Something has survived

It’s been said several times that “the best operating system to use is the one you like, unless that operating system is VMS.” It’s funny, and especially snarky, and it contains at least a glimmer of truth; VMS has been essentially abandoned in the last 15 or so years. In my professional computing life, I’ve only worked in one place that used it: TeleCheck. They did so for very good reasons, of course; when they built their all-proprietary, custom system, VMS and Vax/Alpha hardware provided something not easily found on other platforms: failover via clustering. That VMS’ other great feature, versioning built right into the file system, gave us an easy way to retreat from buggy upgrades was just icing on the cake.

Still, with the rise of cheap, commodity hardware, the place in the world for the Digital Vax and Alpha machines dwindled. The rise of Unix, then NT, and then Linux left VMS alone and behind. Windows servers look like your desktop, and Unixy servers all look more or less the same, but takes a whole different skillset to manage a cluster of Alphas — and it’s a skillset that is in short supply, notwithstanding the oft-cited trusim that the last COBOL programmer will be able to name his price.

I last saw VMS in 1997, which is far later than most folks. I left TeleCheck and joined the boom, and spent my time on Solaris and Aix servers, with the occasional and ill-advised Windows NT box thrown in for variety. (Since then IBM has thrown in its lot with Linux, and Sun is clearly circling the drain, leaving Windows and Linux almost alone in the server market.) I assumed, in the years since then, that VMS had gone the way of all flesh, especially after Microsoft made much noise about its NT-on-Alphas move (hey, it sounded like a good idea at the time; ultimately, I think I only ever saw one Alpha running NT, and it was run by the single least competant big-company IT man I ever saw (no, I won’t tell you the client [HDANCN?])).
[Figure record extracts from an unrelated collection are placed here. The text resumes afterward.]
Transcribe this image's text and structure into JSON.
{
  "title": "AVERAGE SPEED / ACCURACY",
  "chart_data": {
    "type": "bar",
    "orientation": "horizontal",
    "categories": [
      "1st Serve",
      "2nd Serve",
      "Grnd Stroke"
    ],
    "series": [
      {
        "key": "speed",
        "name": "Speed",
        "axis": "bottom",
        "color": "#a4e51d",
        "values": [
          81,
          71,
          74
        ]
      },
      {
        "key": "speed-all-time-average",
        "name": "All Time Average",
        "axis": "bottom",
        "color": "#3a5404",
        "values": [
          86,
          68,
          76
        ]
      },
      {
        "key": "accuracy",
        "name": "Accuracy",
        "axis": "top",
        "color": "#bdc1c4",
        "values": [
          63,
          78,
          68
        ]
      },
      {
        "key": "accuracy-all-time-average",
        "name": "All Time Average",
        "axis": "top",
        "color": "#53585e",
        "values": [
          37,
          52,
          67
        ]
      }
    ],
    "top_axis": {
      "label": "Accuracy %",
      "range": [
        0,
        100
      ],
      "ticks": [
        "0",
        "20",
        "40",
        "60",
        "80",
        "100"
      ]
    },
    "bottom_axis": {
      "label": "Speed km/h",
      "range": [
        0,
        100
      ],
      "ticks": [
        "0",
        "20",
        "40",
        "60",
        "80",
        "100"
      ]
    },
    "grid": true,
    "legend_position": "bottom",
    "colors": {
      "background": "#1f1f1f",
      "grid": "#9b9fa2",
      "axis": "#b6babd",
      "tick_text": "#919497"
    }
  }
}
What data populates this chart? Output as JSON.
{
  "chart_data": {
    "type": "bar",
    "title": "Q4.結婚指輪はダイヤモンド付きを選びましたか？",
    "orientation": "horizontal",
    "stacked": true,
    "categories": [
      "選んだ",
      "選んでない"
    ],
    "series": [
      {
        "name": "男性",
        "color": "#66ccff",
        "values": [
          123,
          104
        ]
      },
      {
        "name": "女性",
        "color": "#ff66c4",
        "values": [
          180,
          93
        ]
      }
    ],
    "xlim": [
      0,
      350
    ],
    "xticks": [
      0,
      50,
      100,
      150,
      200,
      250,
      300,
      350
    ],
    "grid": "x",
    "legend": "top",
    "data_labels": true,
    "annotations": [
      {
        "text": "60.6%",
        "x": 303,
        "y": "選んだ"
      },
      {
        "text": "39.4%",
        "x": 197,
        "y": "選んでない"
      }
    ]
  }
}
All of this is just background, of course, to this story. See, Compaq and Digital merged, and then HP and Compaq merged, and now it comes to this.

TechTV on the coming Ashcroft Porn War

Quoth Gina Lynn:

Mrs. Ashcroft should tie her husband up in front of a sinfully large television and make him watch “Footloose.” While drinking an Irish coffee. I don’t care where you identify yourself on the political or religious spectrum. Having Ashcroft in your bedroom is an intrusion you should not have to put up with. Indeed, I’m sorry I even planted the image in your head. Ew.

Full story here.

In which the French contemplate posthumous eviction

Paris’ Pere Lachaise would like to show Jim Morrison the door, but they’ve wanted to do this for years. We visited in 1995, and found his gravesite festooned with flowers, cigarettes, condoms, whisky, joints, and hippies.

Of course, Oscar Wilde’s grave is “decorated” as well, so there you go. Lachaise is huge, too; I’d tell you how long it took us to find Jim, but that would be embarrassing.